A solução encontrada foi eu ir de camionete com Jesus Àrias, que iria levar as mochilas dos peregrinos. A trilha era muito íngreme e nuvens pretas vinham, com muito vento, do alto da montanha. Uma tempestade estava a caminho. Assim foi feito. Andreia e Celinha saíram cedo para a trilha, assim como os outros peregrinos, e eu fiquei para trás. Esperei Jesus sentada com bolsas de gelo nos joelhos, inconsolável por não poder ir com elas, lembrando de tudo que Juan havia me falado no dia anterior, sentindo a dor dos meus joelhos e do fim do meu casamento. Até que finalmente pegamos a camionete já com todas as mochilas na traseira coberta, e subimos por uma estrada sinuosa e muito ruim.  Enquanto subíamos a montanha, a tempestade realmente caiu com força e eu imaginava minhas amigas enfrentando grandes dificuldades e eu ali sentada, confortável e seca.

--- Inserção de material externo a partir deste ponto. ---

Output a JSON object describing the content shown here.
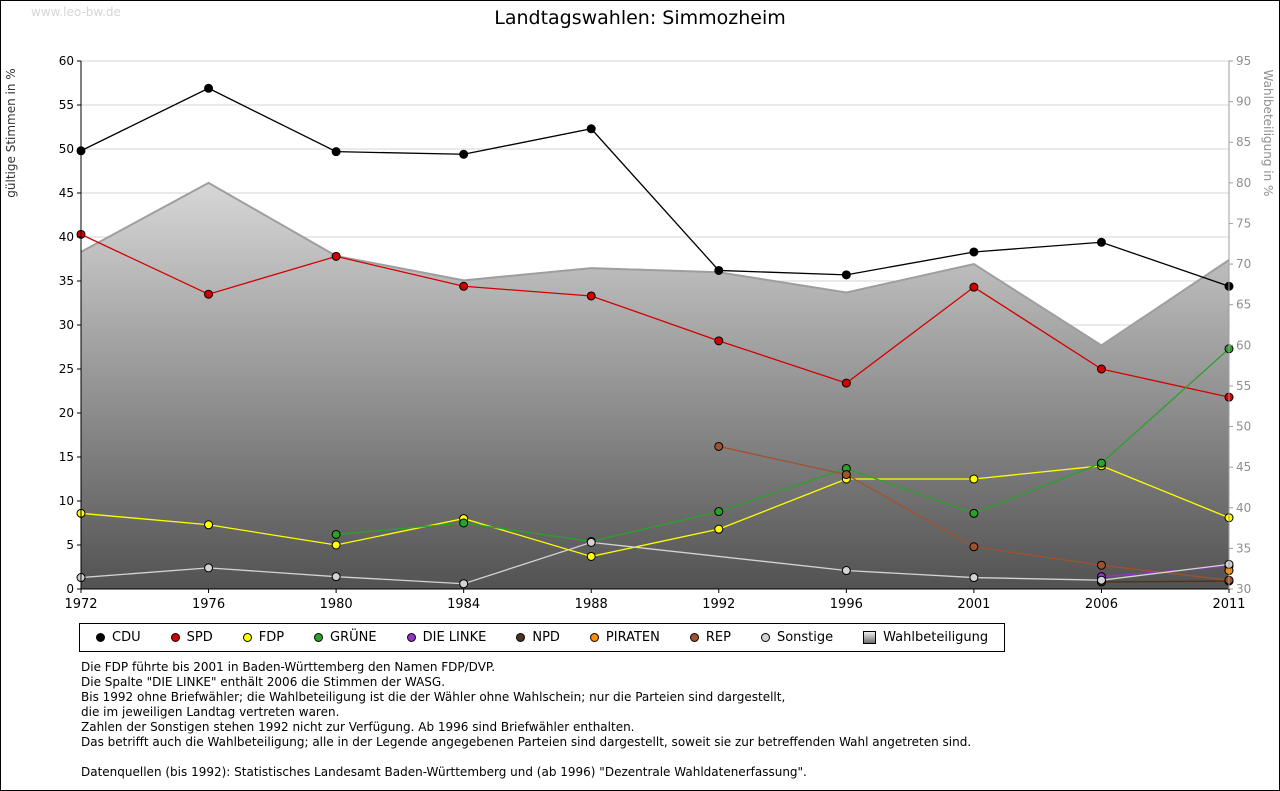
{
  "watermark": "www.leo-bw.de",
  "chart_data": {
    "type": "line",
    "title": "Landtagswahlen: Simmozheim",
    "x_categories": [
      "1972",
      "1976",
      "1980",
      "1984",
      "1988",
      "1992",
      "1996",
      "2001",
      "2006",
      "2011"
    ],
    "ylabel_left": "gültige Stimmen in %",
    "ylabel_right": "Wahlbeteiligung in %",
    "ylim_left": [
      0,
      60
    ],
    "ylim_right": [
      30,
      95
    ],
    "ytick_step": 5,
    "grid": "horizontal",
    "legend_position": "bottom",
    "area_series": {
      "name": "Wahlbeteiligung",
      "axis": "right",
      "line_color": "#9e9e9e",
      "legend_color": "#c8c8c8",
      "values": [
        71.5,
        80,
        71,
        68,
        69.5,
        69,
        66.5,
        70,
        60,
        70.5
      ]
    },
    "series": [
      {
        "name": "CDU",
        "color": "#000000",
        "values": [
          49.8,
          56.9,
          49.7,
          49.4,
          52.3,
          36.2,
          35.7,
          38.3,
          39.4,
          34.4
        ]
      },
      {
        "name": "SPD",
        "color": "#d40000",
        "values": [
          40.3,
          33.5,
          37.8,
          34.4,
          33.3,
          28.2,
          23.4,
          34.3,
          25.0,
          21.8
        ]
      },
      {
        "name": "FDP",
        "color": "#ffff00",
        "values": [
          8.6,
          7.3,
          5.0,
          8.0,
          3.7,
          6.8,
          12.5,
          12.5,
          14.0,
          8.1
        ]
      },
      {
        "name": "GRÜNE",
        "color": "#2ca02c",
        "values": [
          null,
          null,
          6.2,
          7.5,
          5.4,
          8.8,
          13.7,
          8.6,
          14.3,
          27.3
        ]
      },
      {
        "name": "DIE LINKE",
        "color": "#9333cc",
        "values": [
          null,
          null,
          null,
          null,
          null,
          null,
          null,
          null,
          1.4,
          2.6
        ]
      },
      {
        "name": "NPD",
        "color": "#4d3319",
        "values": [
          null,
          null,
          null,
          null,
          null,
          null,
          null,
          null,
          0.8,
          0.9
        ]
      },
      {
        "name": "PIRATEN",
        "color": "#ff8c00",
        "values": [
          null,
          null,
          null,
          null,
          null,
          null,
          null,
          null,
          null,
          2.1
        ]
      },
      {
        "name": "REP",
        "color": "#a0522d",
        "values": [
          null,
          null,
          null,
          null,
          null,
          16.2,
          13.0,
          4.8,
          2.7,
          1.0
        ]
      },
      {
        "name": "Sonstige",
        "color": "#d3d3d3",
        "values": [
          1.3,
          2.4,
          1.4,
          0.6,
          5.3,
          null,
          2.1,
          1.3,
          1.0,
          2.8
        ]
      }
    ]
  },
  "footnotes": [
    "Die FDP führte bis 2001 in Baden-Württemberg den Namen FDP/DVP.",
    "Die Spalte \"DIE LINKE\" enthält 2006 die Stimmen der WASG.",
    "Bis 1992 ohne Briefwähler; die Wahlbeteiligung ist die der Wähler ohne Wahlschein; nur die Parteien sind dargestellt,",
    "die im jeweiligen Landtag vertreten waren.",
    "Zahlen der Sonstigen stehen 1992 nicht zur Verfügung. Ab 1996 sind Briefwähler enthalten.",
    "Das betrifft auch die Wahlbeteiligung; alle in der Legende angegebenen Parteien sind dargestellt, soweit sie zur betreffenden Wahl angetreten sind.",
    "",
    "Datenquellen (bis 1992): Statistisches Landesamt Baden-Württemberg und (ab 1996) \"Dezentrale Wahldatenerfassung\"."
  ]
}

Demoramos cerca de uma hora até o Cebreiro.  Chegamos antes do almoço sob uma chuva fina. A cidadezinha linda em plena Galicia, de construções medievais, parecia saída de uma história celta. Tinha as ruas de piso de pedras grandes, molhadas e escorregadias, as “pedrafitas do Cebreiro”. Uma pequena igreja católica no meio (como em quase todas pequenas cidades por onde passamos) e poucas pessoas nas ruas, talvez por causa da tempestade que tinha acabado de cair. Tiramos todas as mochilas da camionete e colocamos na recepção de um pequeno restaurante onde paramos para almoçar, formando uma grande montanha de mochilas. Ali os peregrinos passariam para pegar suas mochilas antes de ir para o alojamento.

Capela do Cebreiro
Sentei com Jesus e duas outras peregrinas brasileiras que encontramos no restaurante. Comemos, conversamos, tomamos vinho e rimos. Mas por dentro persistia a dor, a dor que não passava. A vontade de que tudo fosse como era há dois anos atrás, quando ainda não havia crise e não se falava em separação. Toda aquela conversa de Jesus fez vir à tona essa dor, que durante os dias anteriores no Caminho havia ficado mais calma e quase esquecida. 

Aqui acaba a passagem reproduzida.